Mental health in the workplace: the easy ways managers can support employee's wellbeing
The world of work is more flexible and dynamic than ever before, with remote options creating new job opportunities, offering a better work-life balance to employees, and allowing people to save time and money on their (now optional) commutes.
That being said, it’s still vital that we work hard to promote good mental health in the workplace. With surveys suggesting that a growing number of people across Europe are suffering from symptoms of burnout, it seems as if supporting employee’s wellbeing should be top on our list of priorities, not least of all because the World Health Organization – which recently recognized burnout as a medical condition – has laid out that it is actively making us worse at our jobs.
What is burnout?
Burnout is the “occupational phenomenon” that seems to be impacting employee mental health and wellbeing on every level.
“Burnout is caused by prolonged or excessive stress which manifests as a state of physical, emotional or mental exhaustion, combined with doubts about competence and the value of your work,” explains Eugene Farrell, mental health lead for AXA PPP healthcare.
“It can be described as a persistent and severely unmanaged reaction to stress in the workplace.”
What are the symptoms of burnout?
According to Farrell, the majority of burnout symptoms are similar to those we experience with stress and other mental health phenomena – although this is a condition that is largely linked to the workplace.
Symptoms to watch out for include:
An inability to concentrate
A sense of disconnect/isolation
An upset stomach
Chronic workplace stress
Reduced professional efficacy
Craving substances like alcohol or cigarettes more often.
What can managers do to support employee wellbeing and promote good mental health in the workplace?
While it’s important to be aware of mental health conditions such as stress and burnout, it’s just as important to support employee wellbeing in the workplace. A good defence is, after all, the best offence!
Bring in an employee assistance program (EAP): a virtual EAP provides staff with confidential counselling from anywhere, so they can access help whenever they need it – whether they’re working remotely or in the office. Be sure to stress that they can access the EAP for help with any and all subjects that are impacting their sense of wellbeing, no matter whether they are personal or workplace-based.

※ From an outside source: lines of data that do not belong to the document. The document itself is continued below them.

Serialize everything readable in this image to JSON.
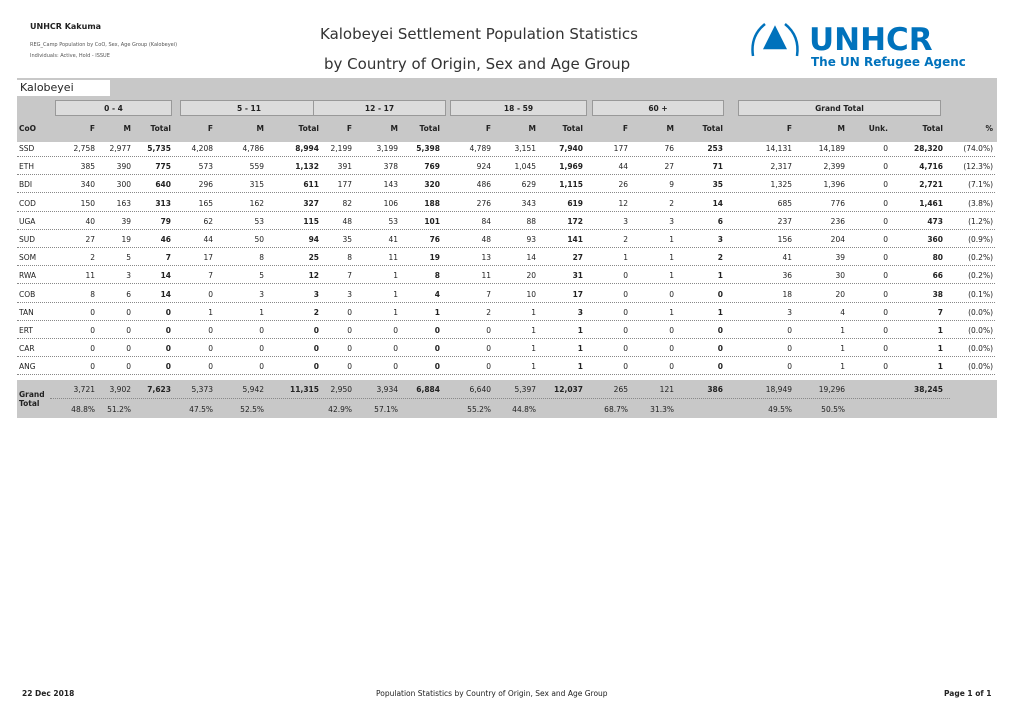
{
  "header": {
    "org": "UNHCR Kakuma",
    "report_name": "REG_Camp Population by CoO, Sex, Age Group (Kalobeyei)",
    "filter": "Individuals: Active, Hold - ISSUE",
    "title_line1": "Kalobeyei Settlement Population Statistics",
    "title_line2": "by Country of Origin, Sex and Age Group",
    "logo_name": "UNHCR",
    "logo_tagline": "The UN Refugee Agency"
  },
  "table": {
    "section": "Kalobeyei",
    "groups": [
      "0 - 4",
      "5 - 11",
      "12 - 17",
      "18 - 59",
      "60 +",
      "Grand Total"
    ],
    "column_headers": [
      "CoO",
      "F",
      "M",
      "Total",
      "F",
      "M",
      "Total",
      "F",
      "M",
      "Total",
      "F",
      "M",
      "Total",
      "F",
      "M",
      "Total",
      "F",
      "M",
      "Unk.",
      "Total",
      "%"
    ],
    "rows": [
      [
        "SSD",
        "2,758",
        "2,977",
        "5,735",
        "4,208",
        "4,786",
        "8,994",
        "2,199",
        "3,199",
        "5,398",
        "4,789",
        "3,151",
        "7,940",
        "177",
        "76",
        "253",
        "14,131",
        "14,189",
        "0",
        "28,320",
        "(74.0%)"
      ],
      [
        "ETH",
        "385",
        "390",
        "775",
        "573",
        "559",
        "1,132",
        "391",
        "378",
        "769",
        "924",
        "1,045",
        "1,969",
        "44",
        "27",
        "71",
        "2,317",
        "2,399",
        "0",
        "4,716",
        "(12.3%)"
      ],
      [
        "BDI",
        "340",
        "300",
        "640",
        "296",
        "315",
        "611",
        "177",
        "143",
        "320",
        "486",
        "629",
        "1,115",
        "26",
        "9",
        "35",
        "1,325",
        "1,396",
        "0",
        "2,721",
        "(7.1%)"
      ],
      [
        "COD",
        "150",
        "163",
        "313",
        "165",
        "162",
        "327",
        "82",
        "106",
        "188",
        "276",
        "343",
        "619",
        "12",
        "2",
        "14",
        "685",
        "776",
        "0",
        "1,461",
        "(3.8%)"
      ],
      [
        "UGA",
        "40",
        "39",
        "79",
        "62",
        "53",
        "115",
        "48",
        "53",
        "101",
        "84",
        "88",
        "172",
        "3",
        "3",
        "6",
        "237",
        "236",
        "0",
        "473",
        "(1.2%)"
      ],
      [
        "SUD",
        "27",
        "19",
        "46",
        "44",
        "50",
        "94",
        "35",
        "41",
        "76",
        "48",
        "93",
        "141",
        "2",
        "1",
        "3",
        "156",
        "204",
        "0",
        "360",
        "(0.9%)"
      ],
      [
        "SOM",
        "2",
        "5",
        "7",
        "17",
        "8",
        "25",
        "8",
        "11",
        "19",
        "13",
        "14",
        "27",
        "1",
        "1",
        "2",
        "41",
        "39",
        "0",
        "80",
        "(0.2%)"
      ],
      [
        "RWA",
        "11",
        "3",
        "14",
        "7",
        "5",
        "12",
        "7",
        "1",
        "8",
        "11",
        "20",
        "31",
        "0",
        "1",
        "1",
        "36",
        "30",
        "0",
        "66",
        "(0.2%)"
      ],
      [
        "COB",
        "8",
        "6",
        "14",
        "0",
        "3",
        "3",
        "3",
        "1",
        "4",
        "7",
        "10",
        "17",
        "0",
        "0",
        "0",
        "18",
        "20",
        "0",
        "38",
        "(0.1%)"
      ],
      [
        "TAN",
        "0",
        "0",
        "0",
        "1",
        "1",
        "2",
        "0",
        "1",
        "1",
        "2",
        "1",
        "3",
        "0",
        "1",
        "1",
        "3",
        "4",
        "0",
        "7",
        "(0.0%)"
      ],
      [
        "ERT",
        "0",
        "0",
        "0",
        "0",
        "0",
        "0",
        "0",
        "0",
        "0",
        "0",
        "1",
        "1",
        "0",
        "0",
        "0",
        "0",
        "1",
        "0",
        "1",
        "(0.0%)"
      ],
      [
        "CAR",
        "0",
        "0",
        "0",
        "0",
        "0",
        "0",
        "0",
        "0",
        "0",
        "0",
        "1",
        "1",
        "0",
        "0",
        "0",
        "0",
        "1",
        "0",
        "1",
        "(0.0%)"
      ],
      [
        "ANG",
        "0",
        "0",
        "0",
        "0",
        "0",
        "0",
        "0",
        "0",
        "0",
        "0",
        "1",
        "1",
        "0",
        "0",
        "0",
        "0",
        "1",
        "0",
        "1",
        "(0.0%)"
      ]
    ],
    "totals": {
      "label_line1": "Grand",
      "label_line2": "Total",
      "counts": [
        "3,721",
        "3,902",
        "7,623",
        "5,373",
        "5,942",
        "11,315",
        "2,950",
        "3,934",
        "6,884",
        "6,640",
        "5,397",
        "12,037",
        "265",
        "121",
        "386",
        "18,949",
        "19,296",
        "38,245"
      ],
      "percents": [
        "48.8%",
        "51.2%",
        "47.5%",
        "52.5%",
        "42.9%",
        "57.1%",
        "55.2%",
        "44.8%",
        "68.7%",
        "31.3%",
        "49.5%",
        "50.5%"
      ]
    }
  },
  "footer": {
    "date": "22 Dec 2018",
    "center": "Population Statistics by Country of Origin, Sex and Age Group",
    "page": "Page 1 of 1"
  }
}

Offer wellbeing-based employee benefits: from free access to meditation apps, to discounted gym membership, to personal wellbeing days, there are plenty of ways to ensure that your employees are able to access mental health-boosting benefits in the workplace.
Promote a culture of connectivity and positive communication: a sense of disconnect can contribute to stress, burnout, and other mental health conditions, so be sure to take the time to keep your team connected. Regular get-togethers and team-building activities are a great way to promote healthy relationships and a sense of wellbeing in the workplace – not to mention encourage colleagues to reach out to one another for help and support when they need it.
Encourage people to take regular breaks: Dr Anneli Gascoyne, Associate Professor in Occupational Psychology at Goldsmiths University, explains that skipping lunch and working overtime is a big mental health no-no. “Trying to maintain focus for long periods of time is counterproductive,”she says. “Because, over time, we’re depleting our mental energy and often don’t notice that happening. By skipping lunch we’re potentially making that situation worse – we need food (preferably the fresh and healthy kind!) to help restore our energy.” Be sure to lead by example and take regular breaks, get away from your desk for lunch, and clock off on time: your employees are more likely to prioritise their wellbeing if they see you doing the same.
Appoint a mental health ambassador: just as you have first aid responders in an office setting, so too should you have mental health ambassadors. There are courses available that can train people to spot the signs and symptoms of common mental health issues, provide non-judgemental support and reassurance, and guide a person to seek professional support. Use them.
Make sure people use their annual leave throughout the year: employees are more likely to experience burnout if they are working 24/7. Encourage people to use their annual leave throughout the year and be sure to do so yourself – and talk about how you will be switching your emails off when you do so; modelling healthy behaviours will encourage your team to set the sort of boundaries that promote and protect good mental health.
Ask them if they’re OK: it’s important to check in with your team members on a one-to-one basis – not just to talk about their ongoing projects, but to ask them how they really are. Be sure to listen, give them space to talk, and encourage questions and concerns.
Be flexible and inclusive: if the pandemic has taught us anything, it’s that there is no one size fits all approach to the world of work. Encourage people to promote their own good mental health in the workplace by offering them the opportunity to design and preserve their daily schedules. Be flexible. Be inclusive. Because, by offering your employees the chance to set the boundaries they need, you’re far more likely to see a boost in their wellbeing!
And remember, people are far more likely to talk about their own wellbeing and mental health experiences if others do so, too. Set up monthly “Let’s Talk” summits at work and encourage people from across the company to shake their stories and break the stigma. It’s time to normalise mental health challenges. By being transparent about our personal struggles, we are more likely to foster a sense of trust in our employees – and this will encourage them to speak up about their wellbeing when necessary, too.